The market growth for disitamab vedotin is driven by its growing demand in the oncology sector. Its first approval in China in 2021 for HER2-positive gastric cancer, followed by expansions to urothelial carcinoma and breast cancer indications, boosts the market growth due to the high unmet needs in advanced solid tumours with limited treatment options. Additionally, strong clinical data showing objective response rates of 25-70% across HER2-low and high expressions fuel the market expansion.
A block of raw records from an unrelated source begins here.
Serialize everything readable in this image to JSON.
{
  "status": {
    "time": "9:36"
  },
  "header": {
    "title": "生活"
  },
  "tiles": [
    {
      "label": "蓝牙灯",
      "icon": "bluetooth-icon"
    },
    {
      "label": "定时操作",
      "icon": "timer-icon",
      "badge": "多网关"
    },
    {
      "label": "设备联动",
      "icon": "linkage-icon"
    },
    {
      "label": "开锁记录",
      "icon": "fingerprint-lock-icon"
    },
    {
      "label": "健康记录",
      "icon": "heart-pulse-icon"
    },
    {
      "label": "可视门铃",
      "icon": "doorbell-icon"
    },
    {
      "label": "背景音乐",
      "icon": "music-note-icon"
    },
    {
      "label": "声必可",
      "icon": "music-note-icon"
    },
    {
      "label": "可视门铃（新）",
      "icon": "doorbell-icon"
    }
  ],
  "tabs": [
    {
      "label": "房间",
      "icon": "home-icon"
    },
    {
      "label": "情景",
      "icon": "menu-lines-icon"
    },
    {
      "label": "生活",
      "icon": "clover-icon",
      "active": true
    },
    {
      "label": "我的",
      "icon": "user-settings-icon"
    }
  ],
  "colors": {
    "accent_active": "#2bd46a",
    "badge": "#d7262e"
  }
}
Moreover, investor confidence, fuelled by the ADC market's explosive growth, driven by technological advances like its cleavable linker and bystander effect, enhances efficacy and safety over competitors like trastuzumab deruxtecan. Ongoing global trials, FDA breakthrough designations, and real-world evidence of tolerability further accelerate adoption, while pipeline expansions into lung, oesophageal, and combination therapies with PD-1 inhibitors position it for broader revenue potential. Industrial disitamab vedotin procurement is influenced by regulatory approvals, and inclusion in national treatment guidelines which dictates eligibility and access, limiting procurement to approved oncology centres treating HER2-positive gastric, urothelial, or breast cancers.
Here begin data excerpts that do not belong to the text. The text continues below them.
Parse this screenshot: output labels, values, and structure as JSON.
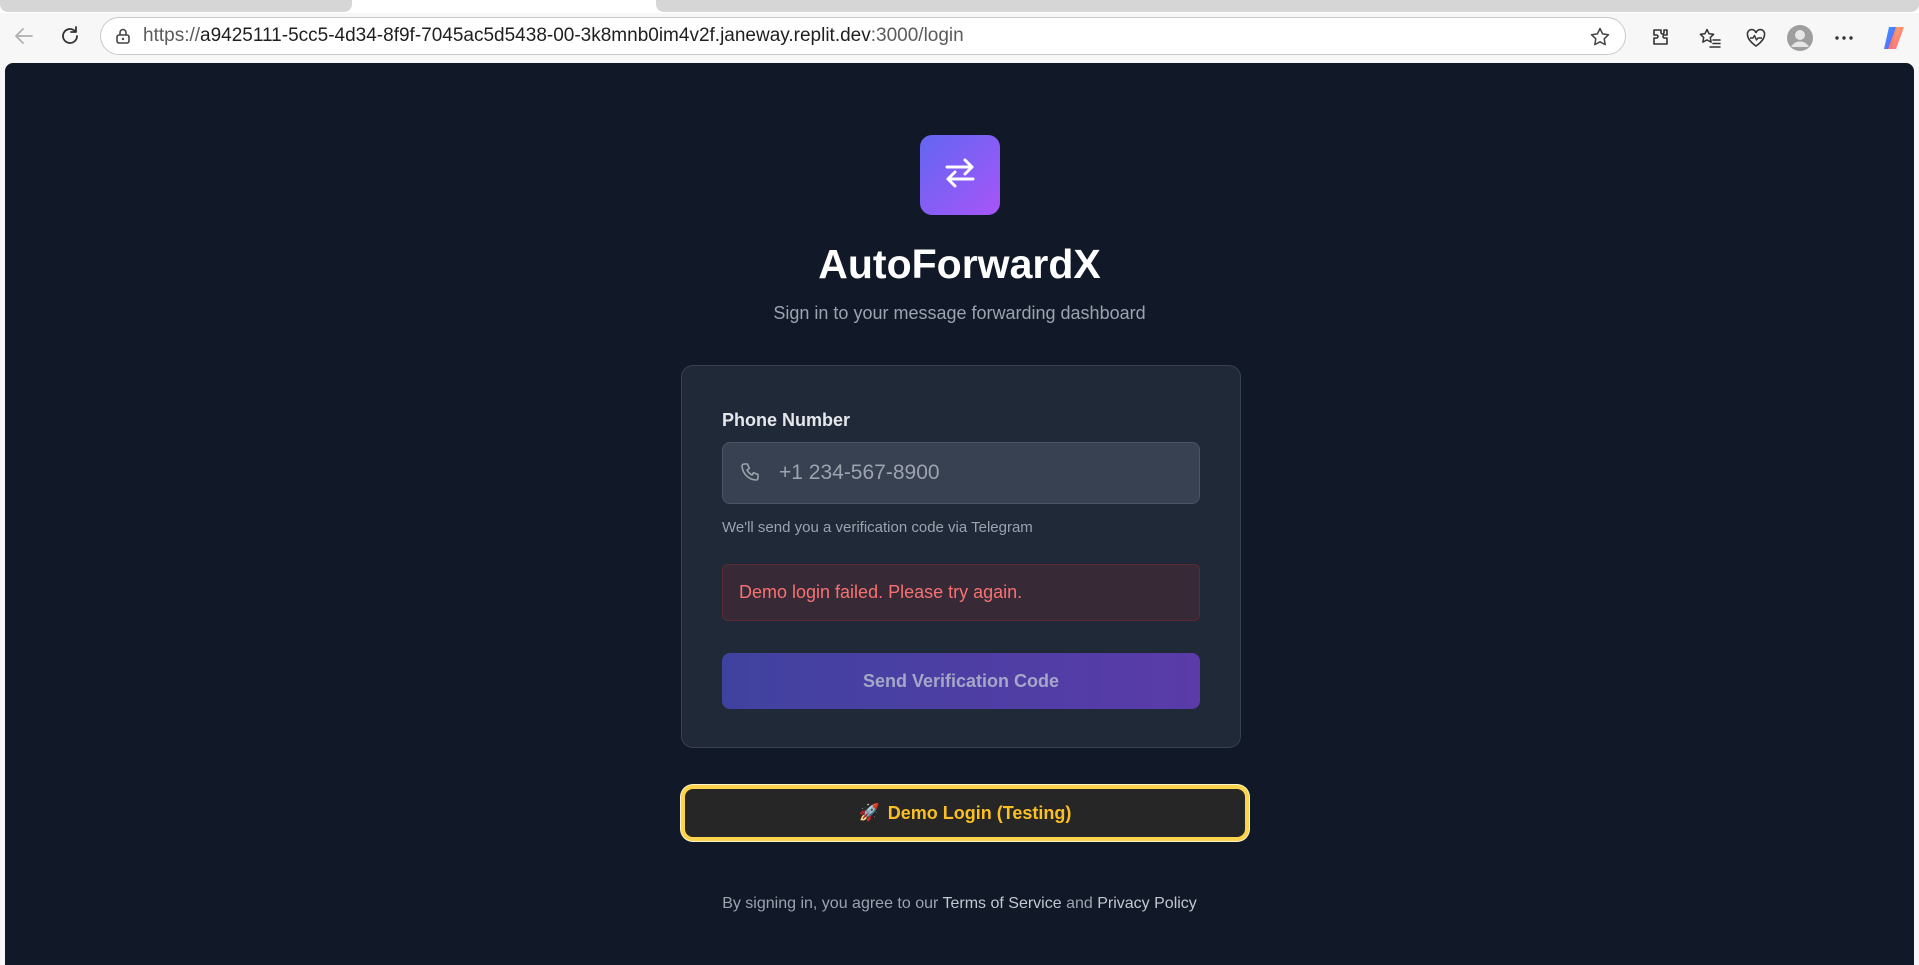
{
  "browser": {
    "url_scheme": "https://",
    "url_host": "a9425111-5cc5-4d34-8f9f-7045ac5d5438-00-3k8mnb0im4v2f.janeway.replit.dev",
    "url_tail": ":3000/login",
    "icons": [
      "back-icon",
      "reload-icon",
      "lock-icon",
      "star-icon",
      "extensions-icon",
      "favorites-icon",
      "health-icon",
      "profile-icon",
      "more-icon",
      "copilot-icon"
    ]
  },
  "login": {
    "app_title": "AutoForwardX",
    "subtitle": "Sign in to your message forwarding dashboard",
    "phone_label": "Phone Number",
    "phone_placeholder": "+1 234-567-8900",
    "phone_value": "",
    "hint": "We'll send you a verification code via Telegram",
    "error": "Demo login failed. Please try again.",
    "send_button": "Send Verification Code",
    "demo_button_icon": "🚀",
    "demo_button": "Demo Login (Testing)",
    "footer_prefix": "By signing in, you agree to our ",
    "terms_link": "Terms of Service",
    "footer_and": " and ",
    "privacy_link": "Privacy Policy"
  },
  "colors": {
    "page_bg": "#111827",
    "card_bg": "#1f2937",
    "accent_start": "#6366f1",
    "accent_end": "#a855f7",
    "error": "#f87171",
    "demo_border": "#fcd34d",
    "demo_text": "#fbbf24"
  }
}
Raw Material for Disitamab Vedotin Production
According to the disitamab vedotin production plant project report, the various raw materials for disitamab vedotin production include Chinese hamster ovary cells.
Production Process of Disitamab Vedotin
The extensive disitamab vedotin production cost report consists of the following major industrial production process:
- Production via recombinant expression: The production process of disitamab vedotin starts by first producing the novel humanised IgG1 monoclonal antibody (disitamab or hertuzumab) with enhanced HER2 binding and internalisation via recombinant expression in mammalian cells like Chinese hamster ovary cells (CHO). The process is followed by partial reduction of interchain disulfide bonds using TCEP to expose cysteinyl thiols. The reduced antibody is conjugated site-specifically to monomethyl auristatin E via a protease-cleavable mc-vc-PABC linker through maleimide-thiol chemistry, targeting a drug-to-antibody ratio (DAR) of 3.5-4.5. The final purification employs hydrophobic interaction chromatography (HIC) and size-exclusion chromatography (SEC) to isolate the homogeneous ADC, free of aggregates and unconjugated components, before lyophilisation into a stable solid formulation.
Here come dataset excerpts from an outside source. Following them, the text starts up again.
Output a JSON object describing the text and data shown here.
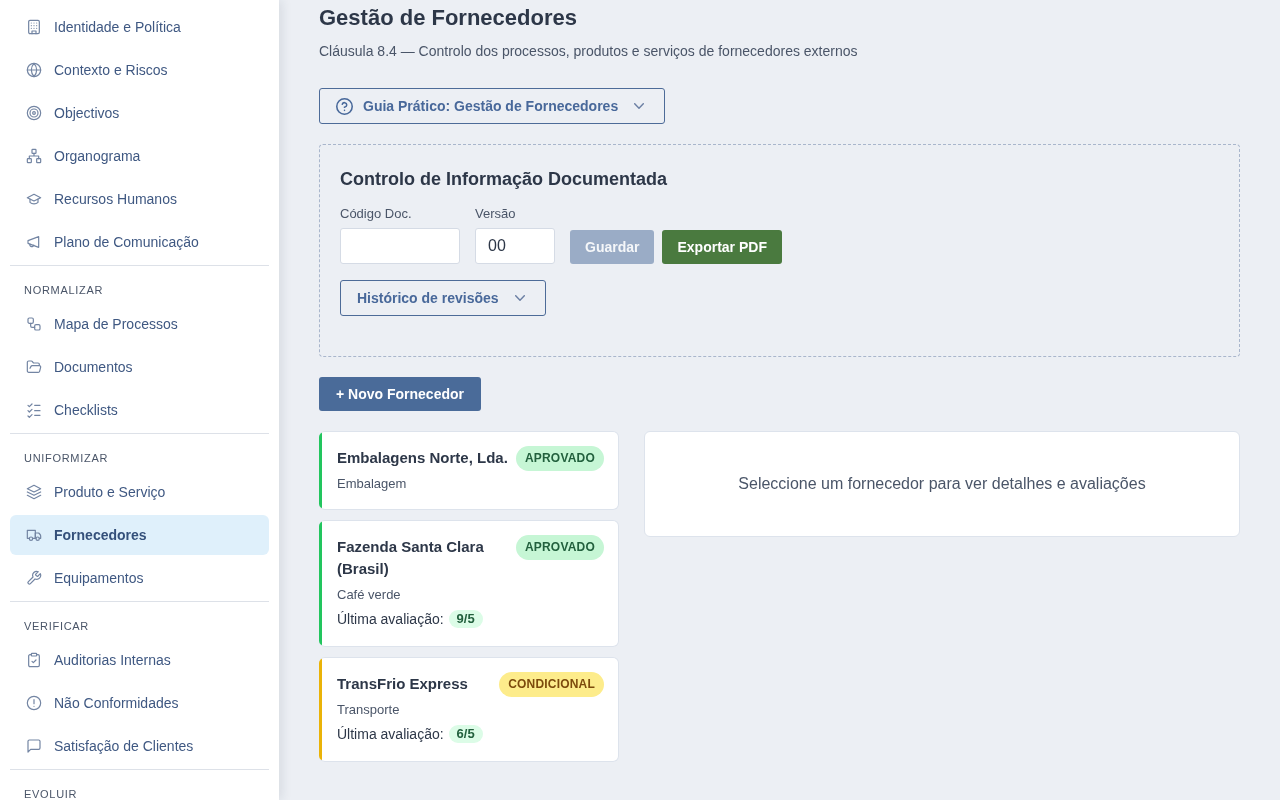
{
  "sidebar": {
    "sections": [
      {
        "items": [
          {
            "label": "Identidade e Política",
            "selected": false
          },
          {
            "label": "Contexto e Riscos",
            "selected": false
          },
          {
            "label": "Objectivos",
            "selected": false
          },
          {
            "label": "Organograma",
            "selected": false
          },
          {
            "label": "Recursos Humanos",
            "selected": false
          },
          {
            "label": "Plano de Comunicação",
            "selected": false
          }
        ]
      },
      {
        "heading": "NORMALIZAR",
        "items": [
          {
            "label": "Mapa de Processos",
            "selected": false
          },
          {
            "label": "Documentos",
            "selected": false
          },
          {
            "label": "Checklists",
            "selected": false
          }
        ]
      },
      {
        "heading": "UNIFORMIZAR",
        "items": [
          {
            "label": "Produto e Serviço",
            "selected": false
          },
          {
            "label": "Fornecedores",
            "selected": true
          },
          {
            "label": "Equipamentos",
            "selected": false
          }
        ]
      },
      {
        "heading": "VERIFICAR",
        "items": [
          {
            "label": "Auditorias Internas",
            "selected": false
          },
          {
            "label": "Não Conformidades",
            "selected": false
          },
          {
            "label": "Satisfação de Clientes",
            "selected": false
          }
        ]
      },
      {
        "heading": "EVOLUIR"
      }
    ]
  },
  "page": {
    "title": "Gestão de Fornecedores",
    "subtitle": "Cláusula 8.4 — Controlo dos processos, produtos e serviços de fornecedores externos"
  },
  "guide_button": {
    "label": "Guia Prático: Gestão de Fornecedores"
  },
  "document_control": {
    "title": "Controlo de Informação Documentada",
    "fields": [
      {
        "label": "Código Doc."
      },
      {
        "label": "Versão",
        "value": "00"
      }
    ],
    "buttons": [
      {
        "label": "Guardar",
        "kind": "primary",
        "disabled": true
      },
      {
        "label": "Exportar PDF",
        "kind": "success",
        "disabled": false
      }
    ],
    "history_button": {
      "label": "Histórico de revisões"
    }
  },
  "new_supplier_button": {
    "label": "+ Novo Fornecedor"
  },
  "suppliers": [
    {
      "name": "Embalagens Norte, Lda.",
      "category": "Embalagem",
      "color": "#22c55e",
      "selected": false,
      "status": {
        "label": "APROVADO",
        "kind": "approved"
      }
    },
    {
      "name": "Fazenda Santa Clara (Brasil)",
      "category": "Café verde",
      "color": "#22c55e",
      "selected": false,
      "status": {
        "label": "APROVADO",
        "kind": "approved"
      },
      "rating": {
        "label": "Última avaliação:",
        "value": "9/5"
      }
    },
    {
      "name": "TransFrio Express",
      "category": "Transporte",
      "color": "#eab308",
      "selected": false,
      "status": {
        "label": "CONDICIONAL",
        "kind": "conditional"
      },
      "rating": {
        "label": "Última avaliação:",
        "value": "6/5"
      }
    }
  ],
  "detail_panel": {
    "message": "Seleccione um fornecedor para ver detalhes e avaliações"
  }
}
Disitamab vedotin (RC48), a HER2-targeted antibody-drug conjugate, consists of a humanised IgG1 monoclonal antibody (hertuzumab) covalently linked via a protease-cleavable mc-vc linker to monomethyl auristatin E (MMAE) with an average drug-to-antibody ratio of ~4. It appears as a white to light yellow solid stored at 4 degree Celsius protected from light. It possesses linear pharmacokinetics with half-lives of ~30 hours for the intact ADC and ~60 hours for released MMAE. It has site-specific conjugation at cysteinyl residues for plasma stability and lysosomal cleavage by cathepsin B to yield tubulin-inhibiting MMAE (IC50 ~1 nM).